DOI: 10.1371/journal.pcsy.0000133 ISSN: 2837-8830

Noise-like fluctuations drive shifts in neuronal timescales and 1/f power spectra across brain states

Axel Hutt, Matteus McCulloch, Anthony G. Hudetz, Aref Pariz, Jérémie Lefebvre

The aperiodic, broadband components of many aggregated electrophysiological recordings such as LFP, EEG and ECoG exhibit characteristic features, notably

1 / f α
power-law scaling and a spectral knee. These features of the power spectral density (PSD) vary with behavioral state, arousal, pharmacological interventions, and are linked to transitions between distinct brain states.
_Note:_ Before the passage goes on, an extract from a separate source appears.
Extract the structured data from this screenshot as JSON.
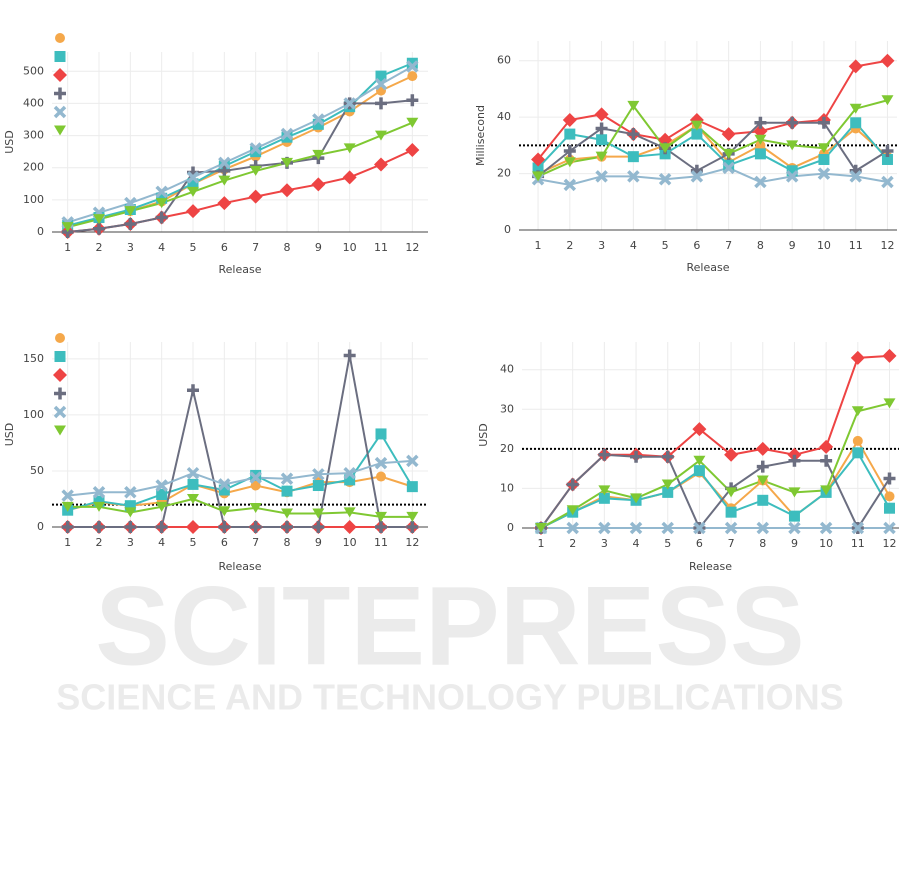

We investigate the origins of this variability using large-scale recurrent neural networks with sparse, balanced, and random connectivity, driven by state-dependent fluctuations. By integrating recent advances in random matrix theory, we develop an analytical framework that characterizes how such fluctuations shape key features of the PSD, accounting for both nonlinear and stochastic contributions. Our results show that the variability of broadband spectral features can arise as a generic property of nonlinear recurrent networks driven by noise-like fluctuations. In particular, the emergence and modulation of the spectral knee reflect shifts in effective neuronal timescales, linking noise-like fluctuations to state-dependent temporal organization in large-scale networks. Together, these findings provide a mechanistic account of how broadband spectral features can emerge from intrinsic network dynamics, and suggest that changes in spectral features may reflect noise-driven, nonlinear transitions in recurrent neural systems, rather than the action of a single underlying biophysical mechanism.